Even if assuming for the sake of argument that it would be appropriate to treat cash as a “thing,” the HC ruled that the seizure in this case was illegal due to an additional, independent reason i.e. non-compliance with Section 67(7). The said provision requires that where seized goods are not accompanied by a notice within the statutory timeline, the seized goods must be returned to the person that they were seized from. Although the text refers to “goods,” several HCs have held that Section 67(7) embodies a wider due process principle that the State cannot retain possession of seized property indefinitely while investigations are being conducted but remain “pending.” 

The Bombay HC held that since no notice was issued within the initial six-month timeframe, and subsequent statutory extension was also absent, the State was bound to return to Waghdhare the property that it had seized from her, regardless of whether or not it was classified as “goods.”

The Court provided further context for this procedural violation by recognizing Waghdhare’s responsibilities as a caregiver to her elderly parents and the certain need for funds for her mother’s heart alignment procedure, as documented by the hospital. While this alternative perspective does not take the place of a statutory assessment, it provides additional support for the disparity that exists between the government depriving a person of his or her property without following at least the minimum statutory protections.
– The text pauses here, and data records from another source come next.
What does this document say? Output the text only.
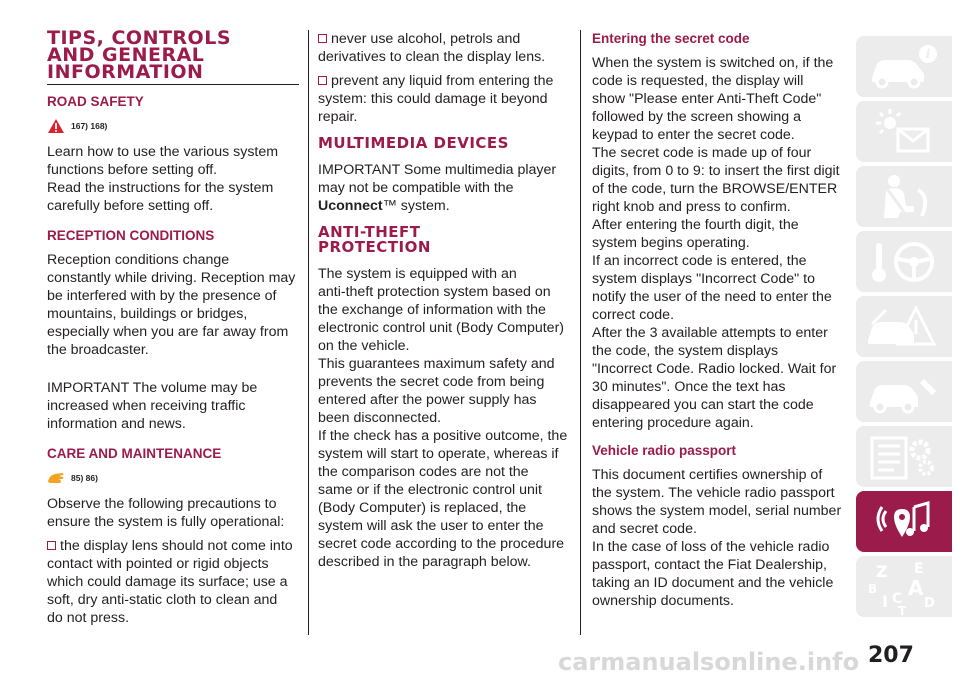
TIPS, CONTROLS
AND GENERAL
INFORMATION
ROAD SAFETY
167) 168)

Learn how to use the various system
functions before setting off.
Read the instructions for the system
carefully before setting off.

RECEPTION CONDITIONS

Reception conditions change
constantly while driving. Reception may
be interfered with by the presence of
mountains, buildings or bridges,
especially when you are far away from
the broadcaster.

IMPORTANT The volume may be
increased when receiving traffic
information and news.

CARE AND MAINTENANCE
85) 86)

Observe the following precautions to
ensure the system is fully operational:

the display lens should not come into
contact with pointed or rigid objects
which could damage its surface; use a
soft, dry anti-static cloth to clean and
do not press.

never use alcohol, petrols and
derivatives to clean the display lens.

prevent any liquid from entering the
system: this could damage it beyond
repair.

MULTIMEDIA DEVICES

IMPORTANT Some multimedia player
may not be compatible with the
Uconnect™ system.

ANTI-THEFT
PROTECTION

The system is equipped with an
anti-theft protection system based on
the exchange of information with the
electronic control unit (Body Computer)
on the vehicle.
This guarantees maximum safety and
prevents the secret code from being
entered after the power supply has
been disconnected.
If the check has a positive outcome, the
system will start to operate, whereas if
the comparison codes are not the
same or if the electronic control unit
(Body Computer) is replaced, the
system will ask the user to enter the
secret code according to the procedure
described in the paragraph below.

Entering the secret code

When the system is switched on, if the
code is requested, the display will
show "Please enter Anti-Theft Code"
followed by the screen showing a
keypad to enter the secret code.
The secret code is made up of four
digits, from 0 to 9: to insert the first digit
of the code, turn the BROWSE/ENTER
right knob and press to confirm.
After entering the fourth digit, the
system begins operating.
If an incorrect code is entered, the
system displays "Incorrect Code" to
notify the user of the need to enter the
correct code.
After the 3 available attempts to enter
the code, the system displays
"Incorrect Code. Radio locked. Wait for
30 minutes". Once the text has
disappeared you can start the code
entering procedure again.

Vehicle radio passport

This document certifies ownership of
the system. The vehicle radio passport
shows the system model, serial number
and secret code.
In the case of loss of the vehicle radio
passport, contact the Fiat Dealership,
taking an ID document and the vehicle
ownership documents.

i
Z E
B A
I C D
T
carmanualsonline.info 207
An Additional Illegality: Transferring Cash to the Income Tax Department

The DGGI emerged to have transferred the seized cash as not being part of the GST regime to the Income Tax Department by issuing notices in accordance with Section 131 of the Income Tax Act. The HC expressed “utter shock & dismay” at this admission and explicitly questioned how GST officers could transfer a type of seizure that was inappropriate and/or illegal on the part of their parent legislation to the Income Tax Department.

From a rule-of-law perspective, the problem gives raise to two problems, firstly, routing a seized asset to another statutory regime in attempting to cure an ultra vires seizure and secondly, even though the Income Tax Act confers powers to conduct independent attachment or requisition, the said powers must be exercised through a formal process and not by way of an informal hand‑over from another agency.

Accordingly, the HC ordered that the respondents to “forthwith release the aforesaid amounts…, along with the applicable interest, and clarified that its findings would not prejudice any separate income tax claims made against Waghdhare.

AMLEGALS Remarks

The case is more than a return of ₹1 crore based on a favourable ruling, it is rather a part of a broader constitutional effort directed toward better enforcing GST requirements and upholding taxpayers’ rights, while ensuring that the extraordinary power associated with GST search & seizure is only exercised by clear statutory authority, in good faith following proper procedure within the specified timeframe. From a policy perspective, the case emphasizes the need for legislative clarification about the extent of GST seizure powers. Different jurisdictions have interpreted the term “things” varyingly which has led to divergent interpretations in-turn the ambiguity. To unify & harmonize the law and avoid inconsistent application, a clarificatory amendment or an authoritative judicial pronouncement by the SC is needed.